Longitudinal data of children with Prader-Willi syndrome (PWS) treated with genotropin were registered in the Pfizer International Growth Database (KIGS).

OBJECTIVE

To evaluate efficacy and safety of growth hormone (GH) treatment in a large group of children with PWS.

DESIGN

Data registered in KIGS from 1987 to 2012.

SETTING

Worldwide retrospective cohort study.

PATIENTS

Patients included 522 prepubertal children treated with GH for three years and 173 children who had reached adult height. Safety analysis included 2332 children. Intervention involved GH treatment.

MAIN OUTCOME MEASURE

Height standard deviation score (SDS), body mass index (BMI) SDS, occurrence of serious adverse events, and deaths reported in KIGS.

RESULTS

In prepubertal children, mean (standard deviation) height SDS improved to -0.31 (1.34) (P < 0.05) during three years of GH treatment. In the adolescent group, height SDS improved until the start of puberty to -0.22 (1.31) (P < 0.05) but had a loss of -0.77 (0.81) during puberty, resulting in a mean adult height SDS of -1.19 (1.37). Total height gain was 0.95 (1.32) SDS. BMI SDS increased in the prepubertal group from 1.11 (2.09) to 1.53 (1.43) (P < 0.05) and did not significantly change in the adolescent group, who had a BMI SDS at an adult height of 1.78 (1.26).
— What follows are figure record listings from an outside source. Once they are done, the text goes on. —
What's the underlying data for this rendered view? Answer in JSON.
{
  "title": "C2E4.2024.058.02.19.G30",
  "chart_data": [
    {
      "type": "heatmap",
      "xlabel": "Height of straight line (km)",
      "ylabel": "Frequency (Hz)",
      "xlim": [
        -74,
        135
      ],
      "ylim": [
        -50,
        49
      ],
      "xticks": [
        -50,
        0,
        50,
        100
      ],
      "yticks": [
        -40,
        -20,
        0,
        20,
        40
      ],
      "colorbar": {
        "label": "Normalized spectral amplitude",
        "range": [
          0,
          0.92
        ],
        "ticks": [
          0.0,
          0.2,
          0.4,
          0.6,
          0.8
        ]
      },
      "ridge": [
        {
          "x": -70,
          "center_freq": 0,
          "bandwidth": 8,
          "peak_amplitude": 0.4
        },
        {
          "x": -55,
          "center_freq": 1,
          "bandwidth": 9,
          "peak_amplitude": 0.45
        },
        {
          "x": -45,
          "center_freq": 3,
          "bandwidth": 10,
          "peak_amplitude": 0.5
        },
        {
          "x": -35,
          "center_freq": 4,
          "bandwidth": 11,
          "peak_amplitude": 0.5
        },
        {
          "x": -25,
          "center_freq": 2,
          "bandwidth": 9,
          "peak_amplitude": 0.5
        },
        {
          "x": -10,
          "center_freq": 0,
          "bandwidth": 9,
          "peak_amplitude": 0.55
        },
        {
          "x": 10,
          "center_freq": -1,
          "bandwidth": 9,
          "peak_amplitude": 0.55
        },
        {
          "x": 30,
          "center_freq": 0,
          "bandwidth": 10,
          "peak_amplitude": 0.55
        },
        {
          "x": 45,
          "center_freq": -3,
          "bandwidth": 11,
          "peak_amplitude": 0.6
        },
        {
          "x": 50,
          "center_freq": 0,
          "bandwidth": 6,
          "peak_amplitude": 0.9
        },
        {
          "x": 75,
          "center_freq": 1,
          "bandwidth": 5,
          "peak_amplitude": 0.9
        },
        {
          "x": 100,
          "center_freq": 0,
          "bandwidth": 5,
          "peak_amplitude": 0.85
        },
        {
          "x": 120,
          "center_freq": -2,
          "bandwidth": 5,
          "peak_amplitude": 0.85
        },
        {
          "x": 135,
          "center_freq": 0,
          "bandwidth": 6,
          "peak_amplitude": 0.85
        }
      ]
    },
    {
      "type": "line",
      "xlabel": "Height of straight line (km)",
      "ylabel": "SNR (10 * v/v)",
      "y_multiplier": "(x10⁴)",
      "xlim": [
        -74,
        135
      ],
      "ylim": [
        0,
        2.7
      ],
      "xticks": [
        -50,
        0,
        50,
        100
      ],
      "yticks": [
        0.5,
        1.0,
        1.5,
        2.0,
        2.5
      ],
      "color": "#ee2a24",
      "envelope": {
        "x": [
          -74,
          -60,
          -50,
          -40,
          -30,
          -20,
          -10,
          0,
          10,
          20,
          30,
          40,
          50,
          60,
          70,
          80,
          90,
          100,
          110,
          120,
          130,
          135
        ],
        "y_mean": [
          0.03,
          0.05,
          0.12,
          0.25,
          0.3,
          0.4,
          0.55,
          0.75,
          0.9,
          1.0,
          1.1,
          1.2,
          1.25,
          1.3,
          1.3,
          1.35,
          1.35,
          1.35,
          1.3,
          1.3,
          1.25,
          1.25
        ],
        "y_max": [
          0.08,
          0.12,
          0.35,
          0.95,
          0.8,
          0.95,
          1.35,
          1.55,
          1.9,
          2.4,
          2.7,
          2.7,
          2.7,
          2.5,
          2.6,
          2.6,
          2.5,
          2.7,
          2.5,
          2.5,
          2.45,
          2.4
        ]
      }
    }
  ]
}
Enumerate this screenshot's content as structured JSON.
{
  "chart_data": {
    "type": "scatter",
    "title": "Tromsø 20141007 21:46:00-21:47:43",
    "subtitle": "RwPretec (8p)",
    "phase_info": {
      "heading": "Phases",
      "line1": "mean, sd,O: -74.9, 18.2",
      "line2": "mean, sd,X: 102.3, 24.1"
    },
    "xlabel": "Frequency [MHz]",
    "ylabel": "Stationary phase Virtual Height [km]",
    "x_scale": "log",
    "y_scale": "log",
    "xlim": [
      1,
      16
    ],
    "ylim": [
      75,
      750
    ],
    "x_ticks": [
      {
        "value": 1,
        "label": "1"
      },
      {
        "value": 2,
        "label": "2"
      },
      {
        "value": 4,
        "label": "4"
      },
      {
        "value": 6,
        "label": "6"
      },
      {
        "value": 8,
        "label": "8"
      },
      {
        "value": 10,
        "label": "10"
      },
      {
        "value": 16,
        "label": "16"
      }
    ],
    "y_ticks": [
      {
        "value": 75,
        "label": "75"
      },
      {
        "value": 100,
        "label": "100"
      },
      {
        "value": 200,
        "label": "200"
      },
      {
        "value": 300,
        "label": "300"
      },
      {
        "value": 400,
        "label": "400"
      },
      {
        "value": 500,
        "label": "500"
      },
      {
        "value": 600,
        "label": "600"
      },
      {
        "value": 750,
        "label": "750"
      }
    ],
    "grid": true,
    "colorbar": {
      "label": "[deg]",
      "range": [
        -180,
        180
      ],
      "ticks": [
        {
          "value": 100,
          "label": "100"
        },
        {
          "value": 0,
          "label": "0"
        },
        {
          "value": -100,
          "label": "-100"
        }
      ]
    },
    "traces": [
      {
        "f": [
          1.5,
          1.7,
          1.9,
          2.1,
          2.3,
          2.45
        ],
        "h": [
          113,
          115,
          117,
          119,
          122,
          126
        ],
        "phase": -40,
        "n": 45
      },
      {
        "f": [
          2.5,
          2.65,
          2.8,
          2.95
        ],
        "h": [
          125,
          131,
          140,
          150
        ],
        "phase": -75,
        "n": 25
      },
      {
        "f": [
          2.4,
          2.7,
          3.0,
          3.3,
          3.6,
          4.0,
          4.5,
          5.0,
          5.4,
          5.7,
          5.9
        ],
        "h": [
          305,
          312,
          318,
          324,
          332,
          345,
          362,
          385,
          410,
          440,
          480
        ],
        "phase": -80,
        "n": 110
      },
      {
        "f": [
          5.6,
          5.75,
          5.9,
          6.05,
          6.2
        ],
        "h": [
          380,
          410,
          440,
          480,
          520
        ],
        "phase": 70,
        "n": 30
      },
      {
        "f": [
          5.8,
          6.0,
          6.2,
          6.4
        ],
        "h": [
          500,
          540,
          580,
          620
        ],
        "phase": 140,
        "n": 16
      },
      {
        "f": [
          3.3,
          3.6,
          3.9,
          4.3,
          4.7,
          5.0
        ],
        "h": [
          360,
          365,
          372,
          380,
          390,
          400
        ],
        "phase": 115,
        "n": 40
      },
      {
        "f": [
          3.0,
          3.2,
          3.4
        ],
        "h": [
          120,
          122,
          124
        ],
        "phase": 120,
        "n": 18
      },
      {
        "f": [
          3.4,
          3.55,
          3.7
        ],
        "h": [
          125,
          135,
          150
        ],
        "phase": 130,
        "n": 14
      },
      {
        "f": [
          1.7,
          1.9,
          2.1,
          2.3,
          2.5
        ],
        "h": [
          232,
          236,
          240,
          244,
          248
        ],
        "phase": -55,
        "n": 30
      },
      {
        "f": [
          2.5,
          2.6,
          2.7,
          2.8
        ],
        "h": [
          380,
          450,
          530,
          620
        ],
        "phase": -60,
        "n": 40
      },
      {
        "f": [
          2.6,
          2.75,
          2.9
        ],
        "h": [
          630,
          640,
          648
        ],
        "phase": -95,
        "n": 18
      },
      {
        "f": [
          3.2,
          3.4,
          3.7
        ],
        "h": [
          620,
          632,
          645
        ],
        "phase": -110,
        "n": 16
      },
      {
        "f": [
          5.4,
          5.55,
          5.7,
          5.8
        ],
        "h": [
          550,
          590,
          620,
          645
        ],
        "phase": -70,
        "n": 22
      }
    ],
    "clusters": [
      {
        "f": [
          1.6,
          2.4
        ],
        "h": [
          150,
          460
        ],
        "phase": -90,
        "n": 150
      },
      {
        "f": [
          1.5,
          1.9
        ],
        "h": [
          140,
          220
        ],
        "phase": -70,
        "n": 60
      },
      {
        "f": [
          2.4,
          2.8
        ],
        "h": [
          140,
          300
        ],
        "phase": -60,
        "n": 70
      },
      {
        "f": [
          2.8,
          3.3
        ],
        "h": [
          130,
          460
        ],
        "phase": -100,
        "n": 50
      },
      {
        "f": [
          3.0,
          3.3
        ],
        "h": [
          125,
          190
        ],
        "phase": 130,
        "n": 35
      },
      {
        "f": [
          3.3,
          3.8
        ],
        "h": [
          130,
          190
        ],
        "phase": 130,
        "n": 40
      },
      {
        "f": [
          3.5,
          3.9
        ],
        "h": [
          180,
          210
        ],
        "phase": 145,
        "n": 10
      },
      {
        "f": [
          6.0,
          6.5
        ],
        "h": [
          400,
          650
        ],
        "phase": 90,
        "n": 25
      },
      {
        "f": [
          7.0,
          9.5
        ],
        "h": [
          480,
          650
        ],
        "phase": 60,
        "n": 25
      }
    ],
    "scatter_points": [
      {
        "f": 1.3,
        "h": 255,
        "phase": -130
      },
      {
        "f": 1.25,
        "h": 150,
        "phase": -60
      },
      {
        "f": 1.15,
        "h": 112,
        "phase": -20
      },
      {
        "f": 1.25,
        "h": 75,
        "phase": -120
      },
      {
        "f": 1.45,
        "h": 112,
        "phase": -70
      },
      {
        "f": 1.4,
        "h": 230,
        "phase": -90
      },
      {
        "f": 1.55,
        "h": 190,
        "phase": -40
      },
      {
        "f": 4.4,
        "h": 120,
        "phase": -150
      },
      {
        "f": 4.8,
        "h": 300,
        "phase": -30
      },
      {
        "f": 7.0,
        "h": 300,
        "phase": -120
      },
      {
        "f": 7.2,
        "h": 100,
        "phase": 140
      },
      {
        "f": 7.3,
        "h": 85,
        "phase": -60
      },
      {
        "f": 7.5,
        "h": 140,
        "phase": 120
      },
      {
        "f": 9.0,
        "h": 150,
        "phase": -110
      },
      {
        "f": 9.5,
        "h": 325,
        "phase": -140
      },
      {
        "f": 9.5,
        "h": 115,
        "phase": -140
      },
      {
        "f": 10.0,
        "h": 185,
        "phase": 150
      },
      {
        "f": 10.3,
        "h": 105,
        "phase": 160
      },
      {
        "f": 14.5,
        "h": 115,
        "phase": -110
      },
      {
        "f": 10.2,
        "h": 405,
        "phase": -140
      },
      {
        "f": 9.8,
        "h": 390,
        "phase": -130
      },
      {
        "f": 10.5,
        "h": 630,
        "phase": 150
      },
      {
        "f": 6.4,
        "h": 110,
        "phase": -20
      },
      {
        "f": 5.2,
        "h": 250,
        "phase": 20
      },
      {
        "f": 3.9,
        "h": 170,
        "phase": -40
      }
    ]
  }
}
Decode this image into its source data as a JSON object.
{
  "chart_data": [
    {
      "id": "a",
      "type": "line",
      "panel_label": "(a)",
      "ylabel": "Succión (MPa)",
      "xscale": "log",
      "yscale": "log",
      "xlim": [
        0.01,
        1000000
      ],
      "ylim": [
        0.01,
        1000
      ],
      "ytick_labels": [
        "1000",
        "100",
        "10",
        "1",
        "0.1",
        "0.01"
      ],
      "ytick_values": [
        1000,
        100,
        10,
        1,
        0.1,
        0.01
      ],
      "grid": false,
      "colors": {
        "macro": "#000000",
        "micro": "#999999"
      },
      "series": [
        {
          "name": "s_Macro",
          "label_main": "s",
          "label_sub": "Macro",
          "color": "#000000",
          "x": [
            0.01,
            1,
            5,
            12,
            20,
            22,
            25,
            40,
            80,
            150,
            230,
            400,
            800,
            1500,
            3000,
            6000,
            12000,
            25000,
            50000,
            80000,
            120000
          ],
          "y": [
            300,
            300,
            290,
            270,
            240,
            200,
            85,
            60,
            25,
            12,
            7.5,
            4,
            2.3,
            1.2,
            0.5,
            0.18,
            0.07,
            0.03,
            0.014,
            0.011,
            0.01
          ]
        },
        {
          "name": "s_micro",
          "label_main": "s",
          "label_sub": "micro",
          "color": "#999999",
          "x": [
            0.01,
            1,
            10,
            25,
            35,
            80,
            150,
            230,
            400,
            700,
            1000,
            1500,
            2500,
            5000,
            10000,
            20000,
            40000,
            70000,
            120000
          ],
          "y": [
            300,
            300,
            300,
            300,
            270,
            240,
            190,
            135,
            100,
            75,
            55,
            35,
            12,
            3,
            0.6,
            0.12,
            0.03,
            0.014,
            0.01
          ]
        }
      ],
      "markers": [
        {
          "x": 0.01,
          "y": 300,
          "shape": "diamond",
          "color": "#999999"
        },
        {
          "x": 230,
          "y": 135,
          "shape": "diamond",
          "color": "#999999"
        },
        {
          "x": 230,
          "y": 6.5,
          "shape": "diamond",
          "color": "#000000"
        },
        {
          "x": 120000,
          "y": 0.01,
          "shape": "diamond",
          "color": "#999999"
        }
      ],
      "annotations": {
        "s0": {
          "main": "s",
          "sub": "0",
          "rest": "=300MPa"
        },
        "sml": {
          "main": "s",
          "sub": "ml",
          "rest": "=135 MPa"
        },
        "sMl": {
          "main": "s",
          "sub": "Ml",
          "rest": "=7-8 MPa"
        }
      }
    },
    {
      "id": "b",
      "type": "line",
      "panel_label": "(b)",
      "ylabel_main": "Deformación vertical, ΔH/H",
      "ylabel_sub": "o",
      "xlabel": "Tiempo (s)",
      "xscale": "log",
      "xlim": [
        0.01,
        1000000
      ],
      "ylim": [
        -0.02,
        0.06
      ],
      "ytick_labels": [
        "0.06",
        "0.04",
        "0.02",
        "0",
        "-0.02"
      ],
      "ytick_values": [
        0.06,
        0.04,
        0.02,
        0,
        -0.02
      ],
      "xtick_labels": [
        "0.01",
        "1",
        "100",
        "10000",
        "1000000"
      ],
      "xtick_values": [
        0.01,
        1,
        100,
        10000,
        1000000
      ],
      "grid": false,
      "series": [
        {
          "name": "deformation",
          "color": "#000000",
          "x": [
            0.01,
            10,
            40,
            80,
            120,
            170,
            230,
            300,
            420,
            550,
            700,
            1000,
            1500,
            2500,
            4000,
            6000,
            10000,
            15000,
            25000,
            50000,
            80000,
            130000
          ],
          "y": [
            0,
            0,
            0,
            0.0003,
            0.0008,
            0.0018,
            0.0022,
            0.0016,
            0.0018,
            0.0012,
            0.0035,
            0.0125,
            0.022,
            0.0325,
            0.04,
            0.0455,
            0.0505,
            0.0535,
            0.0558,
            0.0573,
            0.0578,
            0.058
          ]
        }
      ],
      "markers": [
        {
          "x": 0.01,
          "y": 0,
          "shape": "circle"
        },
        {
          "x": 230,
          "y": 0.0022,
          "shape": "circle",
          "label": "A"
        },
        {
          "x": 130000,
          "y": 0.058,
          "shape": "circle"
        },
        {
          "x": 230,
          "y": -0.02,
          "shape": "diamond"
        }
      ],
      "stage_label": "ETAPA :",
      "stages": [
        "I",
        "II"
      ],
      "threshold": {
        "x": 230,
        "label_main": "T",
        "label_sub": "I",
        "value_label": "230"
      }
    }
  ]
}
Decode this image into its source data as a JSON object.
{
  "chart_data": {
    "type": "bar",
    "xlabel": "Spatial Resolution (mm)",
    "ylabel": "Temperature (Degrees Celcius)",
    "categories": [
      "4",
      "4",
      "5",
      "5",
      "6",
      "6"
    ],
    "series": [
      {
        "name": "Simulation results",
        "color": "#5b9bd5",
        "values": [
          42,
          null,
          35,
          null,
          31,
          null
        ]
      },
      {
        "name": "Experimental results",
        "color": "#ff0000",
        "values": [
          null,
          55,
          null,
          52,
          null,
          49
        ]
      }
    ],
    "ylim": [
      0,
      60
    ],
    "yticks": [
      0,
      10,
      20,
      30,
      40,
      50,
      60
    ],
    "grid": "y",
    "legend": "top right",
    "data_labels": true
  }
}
KIGS contained 12 death reports.

CONCLUSIONS

GH treatment in children with PWS significantly improves linear growth. BMI remains on average below +2 SDS, in contrast to the natural course of increasing obesity in PWS. Safety should be closely monitored in children with PWS, with and without GH treatment.

摘要

背景

使用健高宁治疗普拉德-威利综合征(PWS)患儿的纵向数据已录入辉瑞国际生长数据库(KIGS)。

目的

评估生长激素(GH)治疗一大群PWS患儿的疗效和安全性。

设计

1987年至2012年录入KIGS的数据。

设置

全球范围的回顾性队列研究。

患者

患者包括522名接受GH治疗三年的青春期前儿童和173名已达到成人身高的儿童。安全性分析纳入2332名儿童。干预措施为GH治疗。

主要观察指标

KIGS中报告的身高标准差评分(SDS)、体重指数(BMI)SDS、严重不良事件的发生情况及死亡情况。

结果

在青春期前儿童中,GH治疗三年期间平均(标准差)身高SDS改善至-0.31(1.34)(P<0.05)。在青少年组中,身高SDS在青春期开始前改善至-0.22(1.31)(P<0.05),但在青春期期间下降了-0.77(0.81),导致成人身高平均SDS为-1.19(1.37)。总身高增长为0.95(1.32)SDS。青春期前组的BMI SDS从1.11(2.09)增加至1.53(1.43)(P<0.05),青少年组无显著变化,其成人身高时的BMI SDS为1.78(1.26)。KIGS中有12份死亡报告。

结论

PWS患儿接受GH治疗可显著改善线性生长。与PWS自然病程中肥胖增加相反,BMI平均仍低于+2 SDS。无论是否接受GH治疗,均应对PWS患儿的安全性进行密切监测。